Inizia l’ultimo giro, il più largo. Ci si allontana dalla città, lambendo le prime pendici dei colli che fanno da corona alla Conca. Si batte, per un buon numero di chilometri, una pista ciclabile che salta sui ponti del Velino e di canali. Il cielo, privo di nubi, permette una chiara visione della conformazione della piana reatina. E’ delimitata dagli alti monti Reatini, dai quali si erge il Terminillo, dominatore assoluto del paesaggio, e dai più modesti monti Sabini. Borghi, campanili e mistici conventi occupano i rilievi più morbidi, tutti legati al passaggio di San Francesco. Lassù, quello è Greccio, dove il Santo rappresentò per la prima volta il Presepe. Ma è tutta la zona ad essere un presepe! Più in là, appare un borgo più grande, Poggio Bustone. E per l’aere risuonano le melodie di Lucio Battisti, mischiando sacro a profano. In vista del traguardo, non resisto alla tentazione di effettuare un allungo sulla pista in tartan, sede dell’arrivo.
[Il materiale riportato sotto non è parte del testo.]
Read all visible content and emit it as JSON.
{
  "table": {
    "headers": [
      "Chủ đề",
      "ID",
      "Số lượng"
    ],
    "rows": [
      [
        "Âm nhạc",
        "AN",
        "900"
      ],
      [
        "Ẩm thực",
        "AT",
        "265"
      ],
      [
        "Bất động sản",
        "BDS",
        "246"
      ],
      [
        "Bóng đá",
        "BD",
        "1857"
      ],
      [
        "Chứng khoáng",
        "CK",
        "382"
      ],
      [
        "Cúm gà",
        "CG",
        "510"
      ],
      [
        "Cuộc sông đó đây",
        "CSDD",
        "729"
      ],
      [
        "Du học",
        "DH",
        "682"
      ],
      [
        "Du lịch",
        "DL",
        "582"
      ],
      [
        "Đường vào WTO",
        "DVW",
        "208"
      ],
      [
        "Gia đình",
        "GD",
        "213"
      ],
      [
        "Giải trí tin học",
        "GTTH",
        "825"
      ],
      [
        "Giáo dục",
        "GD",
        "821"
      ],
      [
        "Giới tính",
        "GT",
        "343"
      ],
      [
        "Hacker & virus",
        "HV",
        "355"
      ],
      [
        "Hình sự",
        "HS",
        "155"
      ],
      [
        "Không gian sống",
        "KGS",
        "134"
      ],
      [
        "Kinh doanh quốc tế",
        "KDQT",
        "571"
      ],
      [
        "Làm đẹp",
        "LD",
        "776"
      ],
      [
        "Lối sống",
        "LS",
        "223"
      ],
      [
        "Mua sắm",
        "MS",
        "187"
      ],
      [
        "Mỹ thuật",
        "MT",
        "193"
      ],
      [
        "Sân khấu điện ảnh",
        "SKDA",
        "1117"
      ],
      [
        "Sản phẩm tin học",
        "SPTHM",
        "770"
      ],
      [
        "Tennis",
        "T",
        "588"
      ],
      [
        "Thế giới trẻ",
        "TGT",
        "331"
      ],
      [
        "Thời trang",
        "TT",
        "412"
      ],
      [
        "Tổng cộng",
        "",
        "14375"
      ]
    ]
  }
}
I ristori sono al minimo, ma le premiazioni sono al massimo. Molti si portano a casa un prosciutto, pochi una spalla. Per portarsi soltanto un cesto di prodotti tipici o 2 litri di olio Dop bisogna essere proprio scarsi. 110 i classificati nella maratona, 59 nella 21 km e 38 nella 9 km. Il percorso è da record personale, ben segnalato, bucolico, mistico, rilassante, immerso in aria purissima. Poi, per quanto riguarda la data, non c’è che il problema della scelta, perché, di maratone, a Rieti, se ne organizzano a bizzeffe.